Neste novo filme, o histórico personagem é vivido por Pierre Niney (de Yves Saint Laurent e Frantz). Logo após ser coroado como capitão de um navio, decide se casar com sua amada Mercedes. Mas, nessa ascensão meteórica, ganha inimigos no caminho e se torna alvo de um complô. É preso por décadas, deixando familiares e a noiva para trás, como se tivesse morrido.
Seu apoteótico retorno é marcado por uma mudança não apenas financeira, mas também de aparência. Edmond, agora Conde de Monte Cristo, não quer que as pessoas saibam com quem está lidando. Quer ser invisível, agindo nas sombras e arquitetando a vingança.

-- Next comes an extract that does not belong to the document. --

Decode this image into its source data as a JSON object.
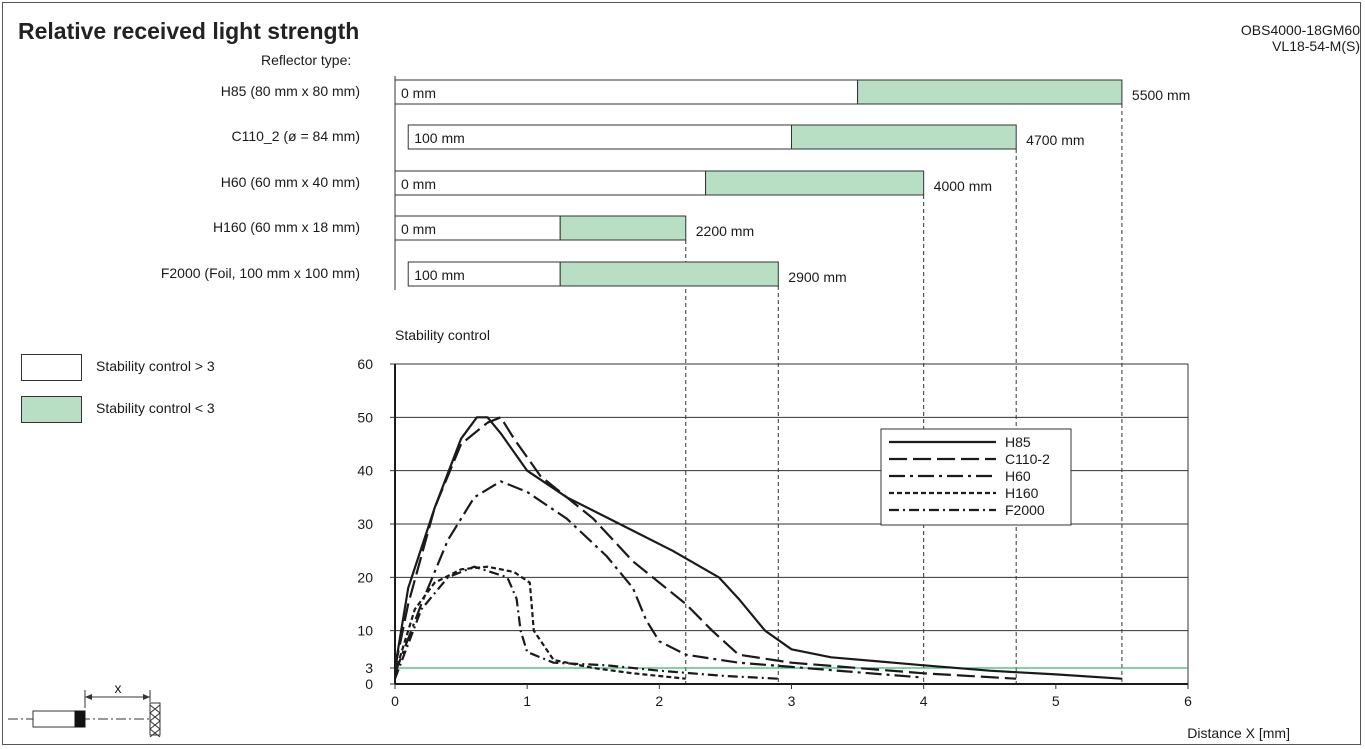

Conde de Monte Cristo: mais fiel e moderno
La Patellière e Delaporte, a partir dessa história, assumem um risco: buscar a maior fidelidade possível à trama de Dumas enquanto também modernizam personagens e até tentam remendar algumas situações mais frágeis do texto original, fruto dessa publicação em formato de folhetim. Furos de roteiro muito evidentes da adaptação de 2002, por exemplo, somem aqui, a partir de um roteiro bem mais atento com seus pontos fracos.
Por exemplo, a relação entre Edmond com o Conde Mondego se transforma - deixa aquele distanciamento da obra de 1934 de lado enquanto, ao mesmo tempo, também não embarca na furada de colocá-los como melhores amigos, como visto na versão de 2002. O comportamento de Mercedes também muda: ela se casa com o inimigo de Edmond não por estar grávida ou pelo pedido de uma moribunda, mas por simples necessidade.
São pequenas alterações que parecem cosméticas em um primeiro momento, mas que ajudam a trama a ter mais força. A jornada de Edmond se torna mais crível, e as situações mais elaboradas, como o momento em que ele se passa por um suposto inimigo do Conde de Monte Cristo, passam a ter mais apoio nas mudanças físicas do personagem do que apenas apostar na postura e em uma barba que surge do nada. Há mais cuidado.
Tudo isso, ainda, com um visual de encher os olhos. Há bons jogos com luzes e sombras (a primeira aparição do Abade é genial, por exemplo, brincando com sonho e realidade) e os cenários são austeros, mas sempre com um pé na realidade.
Nesse contexto geral, enfim, O Conde de Monte Cristo deixa de ser apenas uma história de vingança, como visto em muitas adaptações nas últimas décadas, para ser uma história de amor regada à ódio, intrigas palacianas e uma vontade de dar a volta por cima. Nem tudo é simples, mas há, ali, o mais importante: uma história com heróis e vilões bem definidos, o amor como ponto central na vida de Edmond e, acima de tudo, um novelão épico muito bem feito que move as emoções do público. 178 anos depois, Dumas permanece relevante.